I've never been on a jury before and despite practicing law for over 13 years, I've almost never set foot into a courtroom or watched courtroom proceedings in person. Unlike most people in the jury pool, I was actually happy to get selected for the jury, and I found each separate part of the process - jury selection, trial and jury deliberations - to be really interesting. I even enjoyed the experience.
I was chosen to be jury foreman, which didn't really mean much except that I tried to lead some of the discussions in the jury room (everyone was very civil for the most part) and got to speak to the judge each time we told him that we were deadlocked. I think our jury was fair and that we properly and carefully analyzed the case. I have always wondered how a jury of 12 random people would interact when weighing justice vs. a guy's freedom and I'm happy to say that I would be comfortable if our jury ever had to decide my fate! I will admit that, even though it wasn't our "fault" and I don't believe that we could have reached a unanimous verdict, walking out of court without being able to reach a verdict - any verdict on any of the charges - felt like failure.
The other nice thing about having jury duty, was that I got to spend our lunch breaks every day exploring a little of downtown LA. I almost never get downtown - it seems far and very foreign. So each day during our 90 minute lunch break, I'd spend a little time catching up on email and making work calls and then the rest of the time walking around. I was struck by how hilly Downtown is. The whole area is up one block, down another. I saw some cool stuff downtown and feel like I only barely scratched the surface. There are a bunch of small parks and areas to sit, there's public art, a bunch of food trucks, a wide variety of places to eat and some pretty fun people watching.
A few favorites (all within a quick walk of the courthouse):
- Angels Flight Railway: The "shortest railway in the world" connects Hill Street to Grand Street near West Third. Who knew there was a funicular in Los Angeles? It's only 50 cents each way, but I didn't actually ride - I wanted to take the stairs in order to check it out and get pictures and was planning on going back to ride it, but I never did.

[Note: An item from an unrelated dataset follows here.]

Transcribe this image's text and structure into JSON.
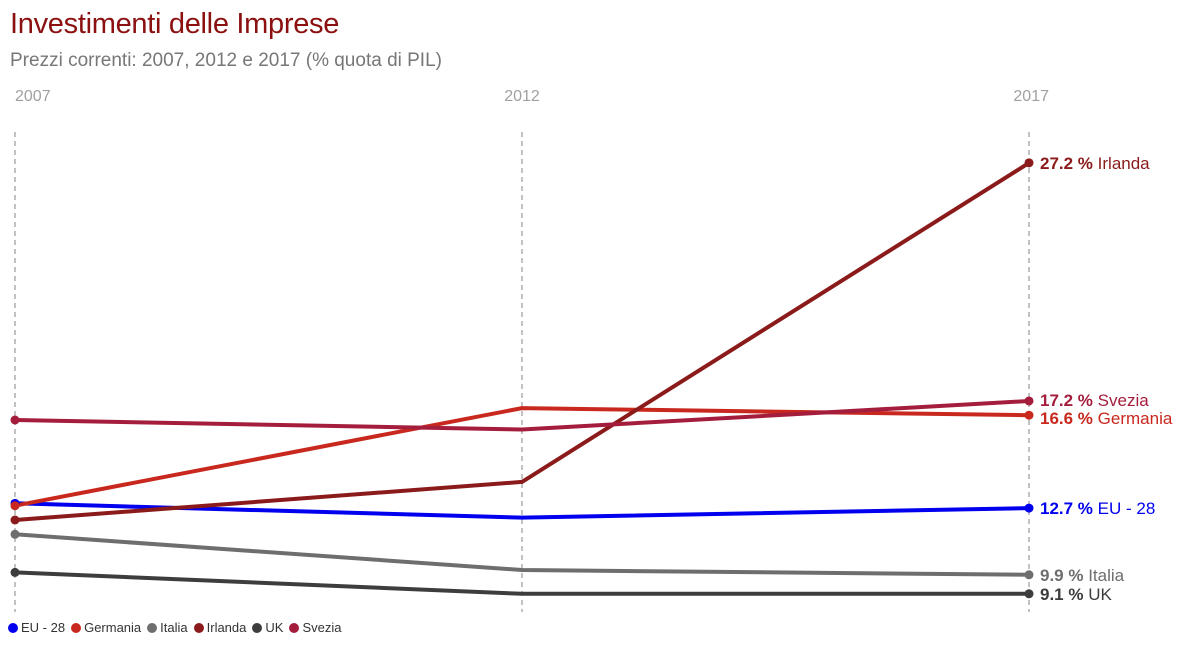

- The Last Bookstore: Independent bookstores are so rare these days. It seems like only niche ones or ones with character have any chance. The Last Bookstore definitely has character. It's located in a former bank and a fair amount of the bank interior is still in place. The bottom floor is organized like a "regular" bookstore with various sections according to genre and the books in alphabetical order by author. About 80% of the books are used and 20% are new. They have a good combination of popular titles, classics and specialty books for different interests. Upstairs on the mezzanine, though, it's a totally different story. The mezzanine floor is a walkway looking over the first floor (like an atrium). That "walkway" area is full of bookshelves. There are also little rooms (former offices and vaults, I think) off the walkway. Every book upstairs is $1. Supposedly there are over 100,000 books up there and the best part is that they are not really organized at all. Some bookshelves only have trade paperbacks and some only have hardcovers and sometimes there are a bunch of sorta similar books in the same place, and some bookshelves are organized by color (blue, teal, white, black, rainbow below), but that's about it.
- Bradbury Building: This building (located at South Broadway and Third Street) is another downtown landmark. From the outside it, doesn't look like anything special, but inside is wild, with wrought-iron railings and glazed brick all shown off in the open inside, lit by a glass roof five stories up.
(photo borrowed from "Inside the Frame")
I recognized it from pictures, but it's also been featured in tons of movies and TV shows. You're not allowed to go above the first landing (because there are offices, including police offices in the building), but it's worth it to stop in and see it in person.
- Grand Central Market: Located on South Broadway between Third and Fourth. This open air "market" has food stands (mostly tacos and Chinese food), a produce stand, a butcher, a place selling nuts and seeds and stuff like that, a coffee shop and other vendors. It was bustling during lunch and all the food stands were really busy. There weren't really any vegan lunch options, but it was still fun to walk around and check out for a few minutes. And if you eat meat, you could overdose on the variety of tacos there.
Other things I would check out if I had more time:
- Cathedral of Our Lady of the Angels: Supposedly beautiful to see. They have a cafe and gardens where you can sit and read.
- MOCA: Certainly, 90 minutes isn't enough time to really experience the museum, but I'm sure you could see some highlights.
I'm glad to be done with jury duty - and able to get back into my regular training schedule - but it was a good experience, both learning about how our criminal justice system works and exploring Downtown LA.